This summer I visited the Greek island of Milos, one of those tiny specks in the Aegean Sea that takes a half-hour flight from Athens to reach. The postcards you find there show its beautiful coastline, the vivid white plaster Cycladic houses and their deep marine blue shutters, the pirate caves of Papafragas and Kleftiko, and the volcanic rocks of Sarakiniko that look more like a lunarscape than part of the Mediterranean. And then there is the statue of Venus.
Days into our stay, my mother and sister and I took a bus ride that promised to visit all the locations on the postcards, including a stop marked ‘Venus’. A few hours into the journey we pulled up at the top of a hillside on the inner north-west of the horseshoe-shaped island. The setting was dramatic, with the coastline below us and a breeze ruffling through the pine trees and bushes of mint, basil and sage. Our guide told us the statue had been discovered here in 1820 by an islander, who found it buried in some ancient ruins. He had a detached expression. Right here, he said, a loose hand gesturing vaguely as he walked off, telling us to reconvene at the bus in a half hour.
Where? There were trees and immediately below us the ruins of a Roman amphitheatre. I turned to my mother, who looked as confused as me. We walked a little further until we reached a placard, faded over time but with text in Greek and English. ‘Venus di Milo’, it announced. The paragraph repeated what our guide had just said and then, at the bottom, the same photograph I had seen in all the postcards, and two words that read like the villain’s name in a story: ‘Louvre, Paris’.
I live in Paris. Every morning on my way to work I cross the cobbled square courtyard of the Louvre. I did not think of this as I stood on that hilltop in Milos with only a photograph of Venus to look at. For the first time I felt something of the bitter loss of the plundered. At university I had lived around the corner from the British Museum and used a shortcut through the Great Court to get to my classes. In the dispute between Greece and Britain over the Parthenon Marbles, removed from the Acropolis and taken to London in the early 19th century, I had unhesitatingly supported those who argued against cultural specificity and defended the universal value of grouping artworks together in world museums.
There is some debate over how Venus made it to France, but in the Louvre narrative the Marquis de Rivière, a French ambassador to the Ottoman empire at the time of her discovery, purchased the statue and offered it to Louis XVIII, who swiftly donated it to the Louvre. Apart from an evacuation to a castle during the Second World War, Venus has been in Paris for nearly two centuries.

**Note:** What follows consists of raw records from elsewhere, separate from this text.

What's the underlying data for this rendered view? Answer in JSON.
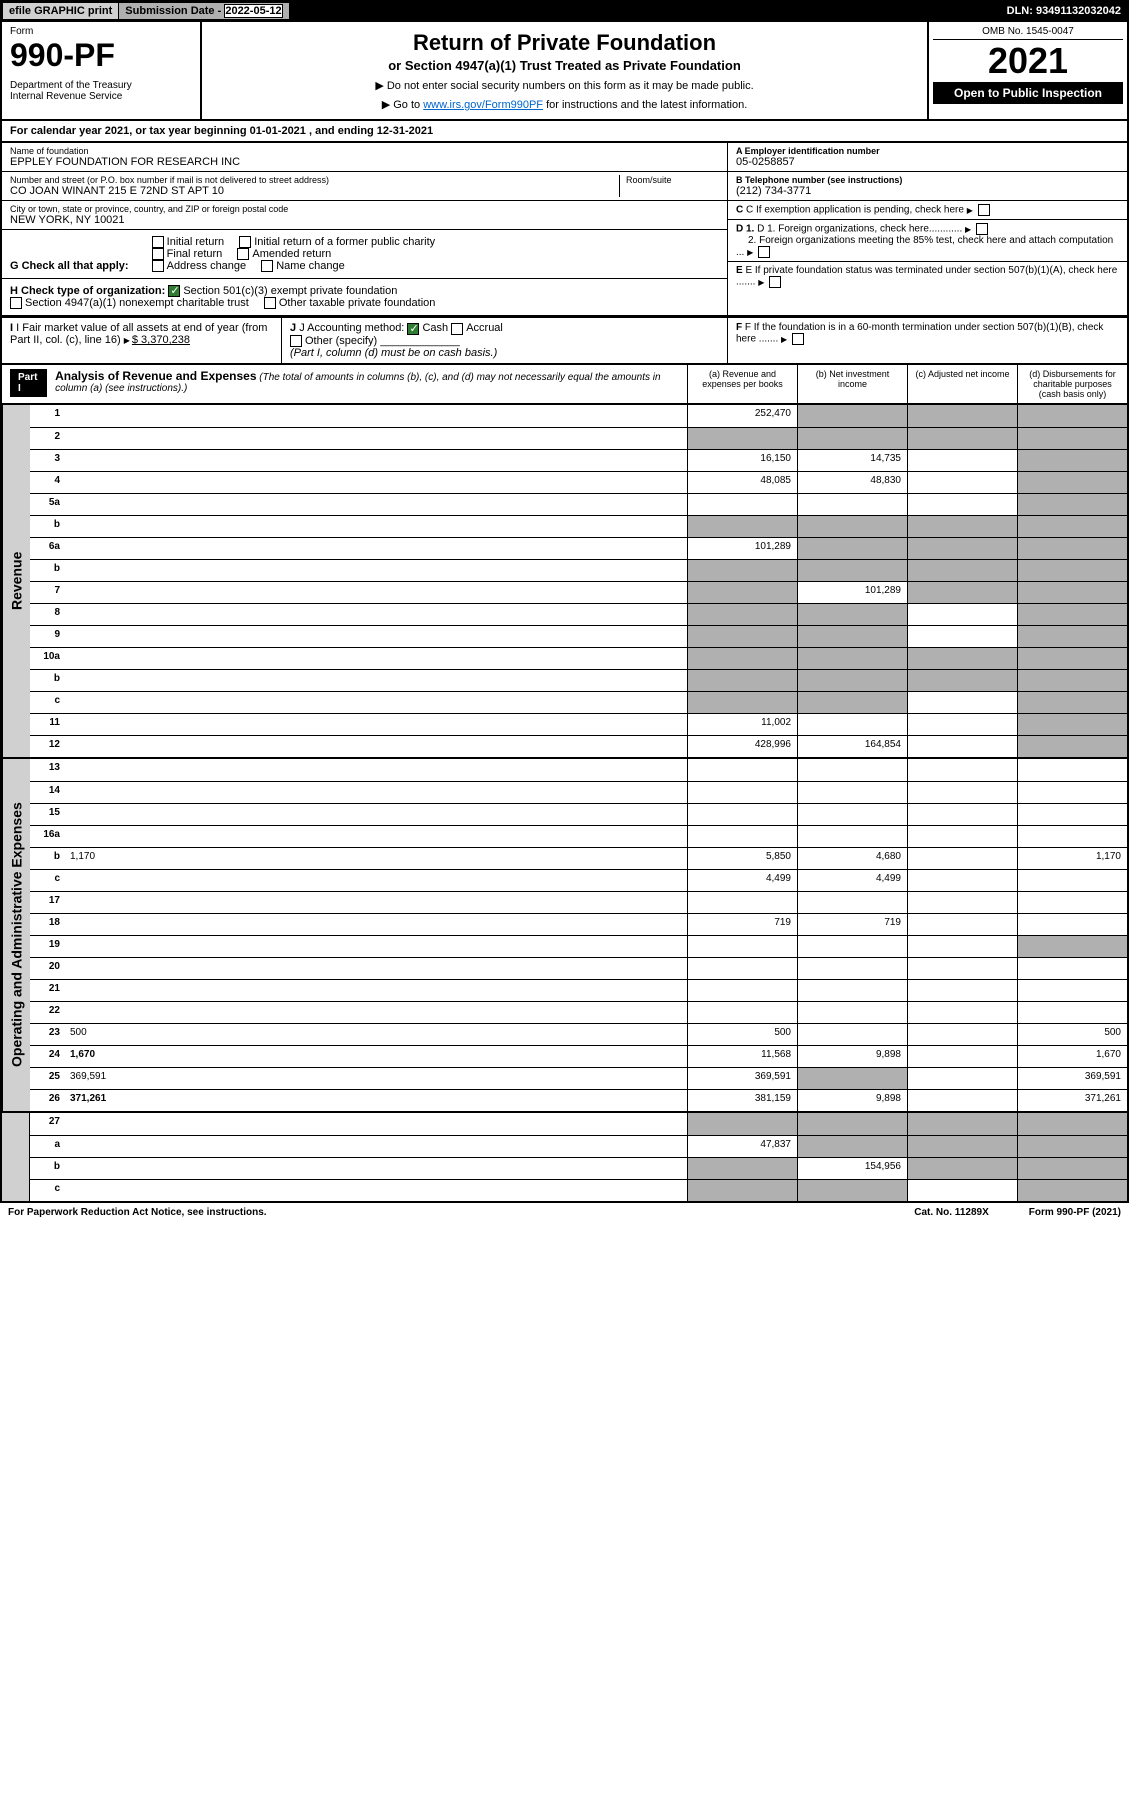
{
  "top": {
    "efile": "efile GRAPHIC print",
    "sub_label": "Submission Date - ",
    "sub_date": "2022-05-12",
    "dln": "DLN: 93491132032042"
  },
  "header": {
    "form": "Form",
    "form_num": "990-PF",
    "dept": "Department of the Treasury\nInternal Revenue Service",
    "title": "Return of Private Foundation",
    "subtitle": "or Section 4947(a)(1) Trust Treated as Private Foundation",
    "note1": "▶ Do not enter social security numbers on this form as it may be made public.",
    "note2_pre": "▶ Go to ",
    "note2_link": "www.irs.gov/Form990PF",
    "note2_post": " for instructions and the latest information.",
    "omb": "OMB No. 1545-0047",
    "year": "2021",
    "inspect": "Open to Public Inspection"
  },
  "cal": "For calendar year 2021, or tax year beginning 01-01-2021                      , and ending 12-31-2021",
  "info": {
    "name_label": "Name of foundation",
    "name": "EPPLEY FOUNDATION FOR RESEARCH INC",
    "addr_label": "Number and street (or P.O. box number if mail is not delivered to street address)",
    "addr": "CO JOAN WINANT 215 E 72ND ST APT 10",
    "room_label": "Room/suite",
    "city_label": "City or town, state or province, country, and ZIP or foreign postal code",
    "city": "NEW YORK, NY  10021",
    "ein_label": "A Employer identification number",
    "ein": "05-0258857",
    "tel_label": "B Telephone number (see instructions)",
    "tel": "(212) 734-3771",
    "c": "C If exemption application is pending, check here",
    "d1": "D 1. Foreign organizations, check here............",
    "d2": "2. Foreign organizations meeting the 85% test, check here and attach computation ...",
    "e": "E If private foundation status was terminated under section 507(b)(1)(A), check here .......",
    "f": "F If the foundation is in a 60-month termination under section 507(b)(1)(B), check here ......."
  },
  "g": {
    "label": "G Check all that apply:",
    "opts": [
      "Initial return",
      "Final return",
      "Address change",
      "Initial return of a former public charity",
      "Amended return",
      "Name change"
    ]
  },
  "h": {
    "label": "H Check type of organization:",
    "opt1": "Section 501(c)(3) exempt private foundation",
    "opt2": "Section 4947(a)(1) nonexempt charitable trust",
    "opt3": "Other taxable private foundation"
  },
  "i": {
    "label": "I Fair market value of all assets at end of year (from Part II, col. (c), line 16)",
    "val": "$  3,370,238"
  },
  "j": {
    "label": "J Accounting method:",
    "cash": "Cash",
    "accrual": "Accrual",
    "other": "Other (specify)",
    "note": "(Part I, column (d) must be on cash basis.)"
  },
  "part1": {
    "label": "Part I",
    "title": "Analysis of Revenue and Expenses",
    "sub": "(The total of amounts in columns (b), (c), and (d) may not necessarily equal the amounts in column (a) (see instructions).)",
    "cols": [
      "(a)  Revenue and expenses per books",
      "(b)  Net investment income",
      "(c)  Adjusted net income",
      "(d)  Disbursements for charitable purposes (cash basis only)"
    ]
  },
  "sides": {
    "rev": "Revenue",
    "exp": "Operating and Administrative Expenses"
  },
  "rows_rev": [
    {
      "n": "1",
      "d": "",
      "a": "252,470",
      "b": "",
      "c": "",
      "sb": true,
      "sc": true,
      "sd": true
    },
    {
      "n": "2",
      "d": "",
      "a": "",
      "b": "",
      "c": "",
      "sa": true,
      "sb": true,
      "sc": true,
      "sd": true
    },
    {
      "n": "3",
      "d": "",
      "a": "16,150",
      "b": "14,735",
      "c": "",
      "sd": true
    },
    {
      "n": "4",
      "d": "",
      "a": "48,085",
      "b": "48,830",
      "c": "",
      "sd": true
    },
    {
      "n": "5a",
      "d": "",
      "a": "",
      "b": "",
      "c": "",
      "sd": true
    },
    {
      "n": "b",
      "d": "",
      "a": "",
      "b": "",
      "c": "",
      "sa": true,
      "sb": true,
      "sc": true,
      "sd": true
    },
    {
      "n": "6a",
      "d": "",
      "a": "101,289",
      "b": "",
      "c": "",
      "sb": true,
      "sc": true,
      "sd": true
    },
    {
      "n": "b",
      "d": "",
      "a": "",
      "b": "",
      "c": "",
      "sa": true,
      "sb": true,
      "sc": true,
      "sd": true
    },
    {
      "n": "7",
      "d": "",
      "a": "",
      "b": "101,289",
      "c": "",
      "sa": true,
      "sc": true,
      "sd": true
    },
    {
      "n": "8",
      "d": "",
      "a": "",
      "b": "",
      "c": "",
      "sa": true,
      "sb": true,
      "sd": true
    },
    {
      "n": "9",
      "d": "",
      "a": "",
      "b": "",
      "c": "",
      "sa": true,
      "sb": true,
      "sd": true
    },
    {
      "n": "10a",
      "d": "",
      "a": "",
      "b": "",
      "c": "",
      "sa": true,
      "sb": true,
      "sc": true,
      "sd": true
    },
    {
      "n": "b",
      "d": "",
      "a": "",
      "b": "",
      "c": "",
      "sa": true,
      "sb": true,
      "sc": true,
      "sd": true
    },
    {
      "n": "c",
      "d": "",
      "a": "",
      "b": "",
      "c": "",
      "sa": true,
      "sb": true,
      "sd": true
    },
    {
      "n": "11",
      "d": "",
      "a": "11,002",
      "b": "",
      "c": "",
      "sd": true
    },
    {
      "n": "12",
      "d": "",
      "a": "428,996",
      "b": "164,854",
      "c": "",
      "bold": true,
      "sd": true
    }
  ],
  "rows_exp": [
    {
      "n": "13",
      "d": "",
      "a": "",
      "b": "",
      "c": ""
    },
    {
      "n": "14",
      "d": "",
      "a": "",
      "b": "",
      "c": ""
    },
    {
      "n": "15",
      "d": "",
      "a": "",
      "b": "",
      "c": ""
    },
    {
      "n": "16a",
      "d": "",
      "a": "",
      "b": "",
      "c": ""
    },
    {
      "n": "b",
      "d": "1,170",
      "a": "5,850",
      "b": "4,680",
      "c": ""
    },
    {
      "n": "c",
      "d": "",
      "a": "4,499",
      "b": "4,499",
      "c": ""
    },
    {
      "n": "17",
      "d": "",
      "a": "",
      "b": "",
      "c": ""
    },
    {
      "n": "18",
      "d": "",
      "a": "719",
      "b": "719",
      "c": ""
    },
    {
      "n": "19",
      "d": "",
      "a": "",
      "b": "",
      "c": "",
      "sd": true
    },
    {
      "n": "20",
      "d": "",
      "a": "",
      "b": "",
      "c": ""
    },
    {
      "n": "21",
      "d": "",
      "a": "",
      "b": "",
      "c": ""
    },
    {
      "n": "22",
      "d": "",
      "a": "",
      "b": "",
      "c": ""
    },
    {
      "n": "23",
      "d": "500",
      "a": "500",
      "b": "",
      "c": ""
    },
    {
      "n": "24",
      "d": "1,670",
      "a": "11,568",
      "b": "9,898",
      "c": "",
      "bold": true
    },
    {
      "n": "25",
      "d": "369,591",
      "a": "369,591",
      "b": "",
      "c": "",
      "sb": true
    },
    {
      "n": "26",
      "d": "371,261",
      "a": "381,159",
      "b": "9,898",
      "c": "",
      "bold": true
    }
  ],
  "rows_bot": [
    {
      "n": "27",
      "d": "",
      "a": "",
      "b": "",
      "c": "",
      "sa": true,
      "sb": true,
      "sc": true,
      "sd": true
    },
    {
      "n": "a",
      "d": "",
      "a": "47,837",
      "b": "",
      "c": "",
      "bold": true,
      "sb": true,
      "sc": true,
      "sd": true
    },
    {
      "n": "b",
      "d": "",
      "a": "",
      "b": "154,956",
      "c": "",
      "bold": true,
      "sa": true,
      "sc": true,
      "sd": true
    },
    {
      "n": "c",
      "d": "",
      "a": "",
      "b": "",
      "c": "",
      "bold": true,
      "sa": true,
      "sb": true,
      "sd": true
    }
  ],
  "footer": {
    "left": "For Paperwork Reduction Act Notice, see instructions.",
    "mid": "Cat. No. 11289X",
    "right": "Form 990-PF (2021)"
  }
}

When I returned from Greece I went looking for the real thing. On a hot weekday morning I pushed my way through the human conveyor belt inside the Louvre on a one-way track to the Mona Lisa. The Venus de Milo has a room to herself. It is filled with natural light coming in from a big window to the left. When I set my eyes on her I stopped short. There she was! I had not been prepared for her size. A little larger than life, and higher, too – the Louvre has given her a marble pedestal to stand on though she is already more than two metres. My eyes were about level with her feet. I stood for a long time looking up at her, from the side, from behind. No postcard shows her from this angle, perhaps because there is nothing godlike about her exposed, hunched shoulders and the drape falling to reveal the top of her bottom; she looks merely vulnerable.
It is difficult to reconcile the bitter disappointment I felt in Milos with my sense of wonder looking up at Venus in the Louvre. I like to think of the millions of people every year who come to see her, so majestic up there on her plinth. But it is also difficult to forget my guide’s nonchalant wave of the hand; the gesture that captured what he and the 5,000 other islanders on Milos have lost.